The law of the small team requires that work be done in small, autonomous, cross-functional teams, working in short cycles on relatively small tasks, and getting continuous feedback from the ultimate customer or end-user. When you work in such teams, situations can be analysed, decisions made, and action taken as a single, uninterrupted motion. Immediate conversations sort out differences, work can be fun, and everyone can be in a “flow” state.
This is very different to what we generally call a ‘team’. Most teams in twentieth-century organizations were teams in name only. Most of them weren’t real teams at all. The team-leader was a boss like in any other bureaucracy.
The law of the customer is that the highest priority is to satisfy the customer. In IT, that is early and continuous delivery of valuable software that is instant, frictionless, intimate, and preferably free.
Many managers are familiar with the phrase “The customer is number one!” while continuing to be internally focused, bureaucratic and fixated on delivering ‘shareholder value’. In an Agile organization, “everyone is passionately obsessed with delivering more value to customers. Everyone in the organization has a clear line of sight to the ultimate customer and can see how their work is adding value to that customer—or not.”
The third characteristic is the Law of the Network, where leaders are not fierce conquering warriors, but rather like curators or gardeners. You can’t command tomatoes to grow: you can only choose the most appropriate seeds and then provide the appropriate environment in which they can grow best.
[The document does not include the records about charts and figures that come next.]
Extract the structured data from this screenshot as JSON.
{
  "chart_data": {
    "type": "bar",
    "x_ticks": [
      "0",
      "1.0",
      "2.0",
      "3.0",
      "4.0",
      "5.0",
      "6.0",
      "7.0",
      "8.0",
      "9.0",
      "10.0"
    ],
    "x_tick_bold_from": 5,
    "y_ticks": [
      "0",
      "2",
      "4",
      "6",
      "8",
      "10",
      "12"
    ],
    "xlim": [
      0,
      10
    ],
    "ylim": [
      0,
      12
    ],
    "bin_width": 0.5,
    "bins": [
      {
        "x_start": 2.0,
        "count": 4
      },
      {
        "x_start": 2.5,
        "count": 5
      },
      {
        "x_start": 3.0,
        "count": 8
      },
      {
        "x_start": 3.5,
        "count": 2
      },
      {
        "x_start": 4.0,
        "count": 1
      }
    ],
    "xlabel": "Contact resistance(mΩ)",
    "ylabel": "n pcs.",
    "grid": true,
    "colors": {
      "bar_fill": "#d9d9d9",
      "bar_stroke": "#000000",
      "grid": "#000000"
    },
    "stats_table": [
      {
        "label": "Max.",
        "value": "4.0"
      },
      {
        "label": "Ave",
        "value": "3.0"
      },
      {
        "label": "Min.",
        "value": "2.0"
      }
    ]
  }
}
When the whole organization truly embraces Agile, the organization is less like a giant warship and more like a flotilla of tiny speedboats. This law is the recognition that competence resides throughout the organization and outside the organization, and that through networking inside and out, problems can be solved, and innovation emerge.
Agile organizations are not flat – there is a hierarchy, but one of competence, not authority.
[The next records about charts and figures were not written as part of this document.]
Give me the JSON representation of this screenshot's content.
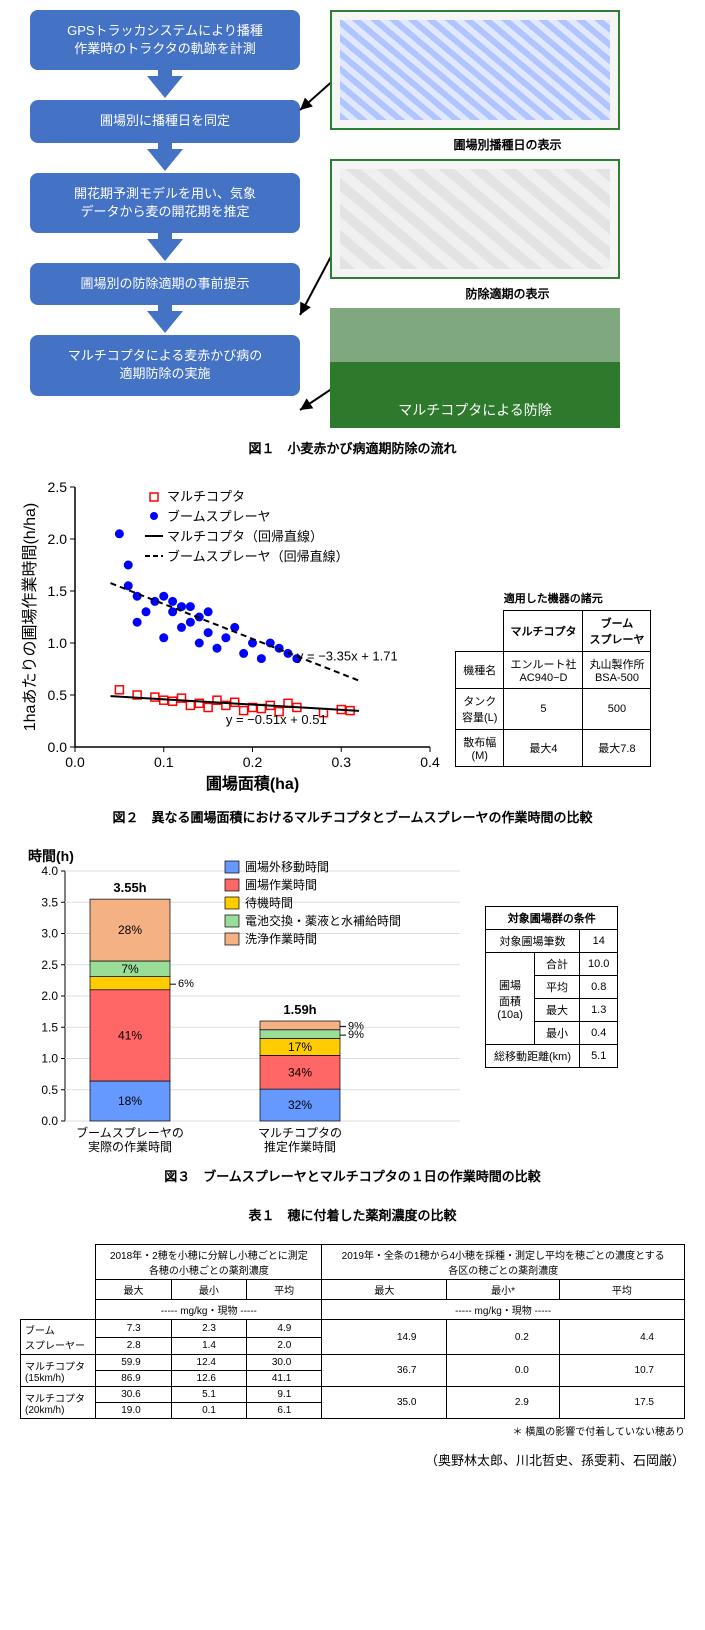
{
  "fig1": {
    "boxes": [
      "GPSトラッカシステムにより播種\n作業時のトラクタの軌跡を計測",
      "圃場別に播種日を同定",
      "開花期予測モデルを用い、気象\nデータから麦の開花期を推定",
      "圃場別の防除適期の事前提示",
      "マルチコプタによる麦赤かび病の\n適期防除の実施"
    ],
    "box_bg": "#4472c4",
    "right_captions": [
      "圃場別播種日の表示",
      "防除適期の表示",
      "マルチコプタによる防除"
    ],
    "caption": "図１　小麦赤かび病適期防除の流れ"
  },
  "fig2": {
    "chart": {
      "type": "scatter",
      "xlabel": "圃場面積(ha)",
      "ylabel": "1haあたりの圃場作業時間(h/ha)",
      "xlim": [
        0.0,
        0.4
      ],
      "xticks": [
        0.0,
        0.1,
        0.2,
        0.3,
        0.4
      ],
      "ylim": [
        0.0,
        2.5
      ],
      "yticks": [
        0.0,
        0.5,
        1.0,
        1.5,
        2.0,
        2.5
      ],
      "series": [
        {
          "name": "マルチコプタ",
          "marker": "square",
          "color": "#ff0000",
          "fill": "none",
          "points": [
            [
              0.05,
              0.55
            ],
            [
              0.07,
              0.5
            ],
            [
              0.09,
              0.48
            ],
            [
              0.1,
              0.45
            ],
            [
              0.11,
              0.44
            ],
            [
              0.12,
              0.47
            ],
            [
              0.13,
              0.4
            ],
            [
              0.14,
              0.42
            ],
            [
              0.15,
              0.38
            ],
            [
              0.16,
              0.45
            ],
            [
              0.17,
              0.4
            ],
            [
              0.18,
              0.43
            ],
            [
              0.19,
              0.35
            ],
            [
              0.2,
              0.38
            ],
            [
              0.21,
              0.37
            ],
            [
              0.22,
              0.4
            ],
            [
              0.23,
              0.34
            ],
            [
              0.24,
              0.42
            ],
            [
              0.25,
              0.38
            ],
            [
              0.28,
              0.33
            ],
            [
              0.3,
              0.36
            ],
            [
              0.31,
              0.35
            ]
          ]
        },
        {
          "name": "ブームスプレーヤ",
          "marker": "circle",
          "color": "#0000ff",
          "fill": "#0000ff",
          "points": [
            [
              0.05,
              2.05
            ],
            [
              0.06,
              1.75
            ],
            [
              0.06,
              1.55
            ],
            [
              0.07,
              1.2
            ],
            [
              0.07,
              1.45
            ],
            [
              0.08,
              1.3
            ],
            [
              0.09,
              1.4
            ],
            [
              0.1,
              1.45
            ],
            [
              0.1,
              1.05
            ],
            [
              0.11,
              1.3
            ],
            [
              0.11,
              1.4
            ],
            [
              0.12,
              1.15
            ],
            [
              0.12,
              1.35
            ],
            [
              0.13,
              1.2
            ],
            [
              0.13,
              1.35
            ],
            [
              0.14,
              1.25
            ],
            [
              0.14,
              1.0
            ],
            [
              0.15,
              1.3
            ],
            [
              0.15,
              1.1
            ],
            [
              0.16,
              0.95
            ],
            [
              0.17,
              1.05
            ],
            [
              0.18,
              1.15
            ],
            [
              0.19,
              0.9
            ],
            [
              0.2,
              1.0
            ],
            [
              0.21,
              0.85
            ],
            [
              0.22,
              1.0
            ],
            [
              0.23,
              0.95
            ],
            [
              0.24,
              0.9
            ],
            [
              0.25,
              0.85
            ]
          ]
        }
      ],
      "reg_lines": [
        {
          "name": "マルチコプタ（回帰直線）",
          "style": "solid",
          "slope": -0.51,
          "intercept": 0.51,
          "eq": "y = −0.51x + 0.51"
        },
        {
          "name": "ブームスプレーヤ（回帰直線）",
          "style": "dash",
          "slope": -3.35,
          "intercept": 1.71,
          "eq": "y = −3.35x + 1.71"
        }
      ],
      "axis_fontsize": 16,
      "tick_fontsize": 14,
      "legend_fontsize": 13
    },
    "spec_table": {
      "title": "適用した機器の諸元",
      "cols": [
        "",
        "マルチコプタ",
        "ブーム\nスプレーヤ"
      ],
      "rows": [
        [
          "機種名",
          "エンルート社\nAC940−D",
          "丸山製作所\nBSA-500"
        ],
        [
          "タンク\n容量(L)",
          "5",
          "500"
        ],
        [
          "散布幅\n(M)",
          "最大4",
          "最大7.8"
        ]
      ]
    },
    "caption": "図２　異なる圃場面積におけるマルチコプタとブームスプレーヤの作業時間の比較"
  },
  "fig3": {
    "chart": {
      "type": "stacked_bar",
      "ylabel": "時間(h)",
      "ylim": [
        0.0,
        4.0
      ],
      "ytick_step": 0.5,
      "categories": [
        "ブームスプレーヤの\n実際の作業時間",
        "マルチコプタの\n推定作業時間"
      ],
      "totals": [
        "3.55h",
        "1.59h"
      ],
      "segments": [
        {
          "name": "圃場外移動時間",
          "color": "#6699ff",
          "values": [
            0.64,
            0.51
          ]
        },
        {
          "name": "圃場作業時間",
          "color": "#ff6666",
          "values": [
            1.46,
            0.54
          ]
        },
        {
          "name": "待機時間",
          "color": "#ffcc00",
          "values": [
            0.21,
            0.27
          ]
        },
        {
          "name": "電池交換・薬液と水補給時間",
          "color": "#99dd99",
          "values": [
            0.25,
            0.14
          ]
        },
        {
          "name": "洗浄作業時間",
          "color": "#f4b183",
          "values": [
            0.99,
            0.14
          ]
        }
      ],
      "pct_labels": [
        [
          "18%",
          "41%",
          "6%",
          "7%",
          "28%"
        ],
        [
          "32%",
          "34%",
          "17%",
          "9%",
          "9%"
        ]
      ]
    },
    "cond_table": {
      "title": "対象圃場群の条件",
      "rows": [
        [
          "対象圃場筆数",
          "14"
        ],
        [
          "合計",
          "10.0"
        ],
        [
          "平均",
          "0.8"
        ],
        [
          "最大",
          "1.3"
        ],
        [
          "最小",
          "0.4"
        ],
        [
          "総移動距離(km)",
          "5.1"
        ]
      ],
      "area_label": "圃場\n面積\n(10a)"
    },
    "caption": "図３　ブームスプレーヤとマルチコプタの１日の作業時間の比較"
  },
  "table1": {
    "caption": "表１　穂に付着した薬剤濃度の比較",
    "head1": [
      "2018年・2穂を小穂に分解し小穂ごとに測定\n各穂の小穂ごとの薬剤濃度",
      "2019年・全条の1穂から4小穂を採種・測定し平均を穂ごとの濃度とする\n各区の穂ごとの薬剤濃度"
    ],
    "subhead_left": [
      "最大",
      "最小",
      "平均"
    ],
    "subhead_right": [
      "最大",
      "最小*",
      "平均"
    ],
    "unit": "----- mg/kg・現物 -----",
    "rows": [
      {
        "label": "ブーム\nスプレーヤー",
        "left": [
          [
            "7.3",
            "2.3",
            "4.9"
          ],
          [
            "2.8",
            "1.4",
            "2.0"
          ]
        ],
        "right": [
          "14.9",
          "0.2",
          "4.4"
        ]
      },
      {
        "label": "マルチコプタ\n(15km/h)",
        "left": [
          [
            "59.9",
            "12.4",
            "30.0"
          ],
          [
            "86.9",
            "12.6",
            "41.1"
          ]
        ],
        "right": [
          "36.7",
          "0.0",
          "10.7"
        ]
      },
      {
        "label": "マルチコプタ\n(20km/h)",
        "left": [
          [
            "30.6",
            "5.1",
            "9.1"
          ],
          [
            "19.0",
            "0.1",
            "6.1"
          ]
        ],
        "right": [
          "35.0",
          "2.9",
          "17.5"
        ]
      }
    ],
    "footnote": "＊ 横風の影響で付着していない穂あり"
  },
  "authors": "（奥野林太郎、川北哲史、孫雯莉、石岡厳）"
}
The author cites common mistakes leaders make when planning to implement and derive the benefits of Agile. These include introducing Agile as just another business process with top management hedging their bets on its success, by a less than fulsome commitment.
Then there is the mistake of rigidly apply a methodology conceived somewhere else, for some other business, and attempting to micromanage the change. And there is the common mistake too, of skimping on training and coaching, so that people only understand the idea, but don’t embrace its mindset as their very own.
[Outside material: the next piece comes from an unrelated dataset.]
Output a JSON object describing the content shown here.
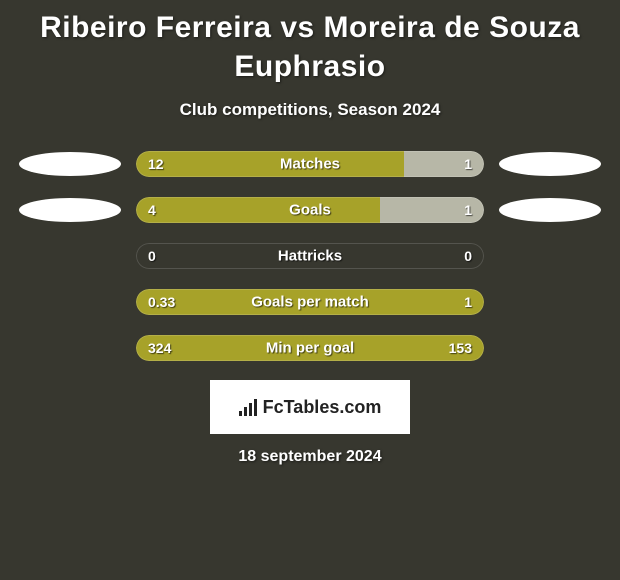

When done right, Agile can continuously deliver more value to customers from less work, which results in terrific returns to the organization.
Readability Light --+-- Serious
Insights High -+--- Low
Practical High +---- Low
*Ian Mann of Gateways consults internationally on leadership and strategy and is the author of the recently released ‘Executive Update.
Initially, Denning summarizes the concept of Agile in 3 laws: the law of the small team, the law of the customer and the law of the network. Then Steve describes a number of success stories (eg Microsoft, Salesforce, Spotify). He then explains how organizations can make the step from Agile at operational level (especially aimed at existing customers and products) to the strategic level (diversification). Finally, he describes a number of pitfalls for management. In this part of the book Steve shares his critical insights about the theory of shareholder value, with a moral warning to C-suite executives.
What inspired me about this book is Steve's comparison of the current era, with the period in the 16th century in which Copernicus discovered that the sun does not revolve around the earth. In addition, Steve relates this to the period of industrial revolution: with the rise of the internet, it is no longer the large, industrial organizations that are at the center. But everything revolves around the customer. The long-term existence of an organization will depend on how it responds to this new era in an Agile way.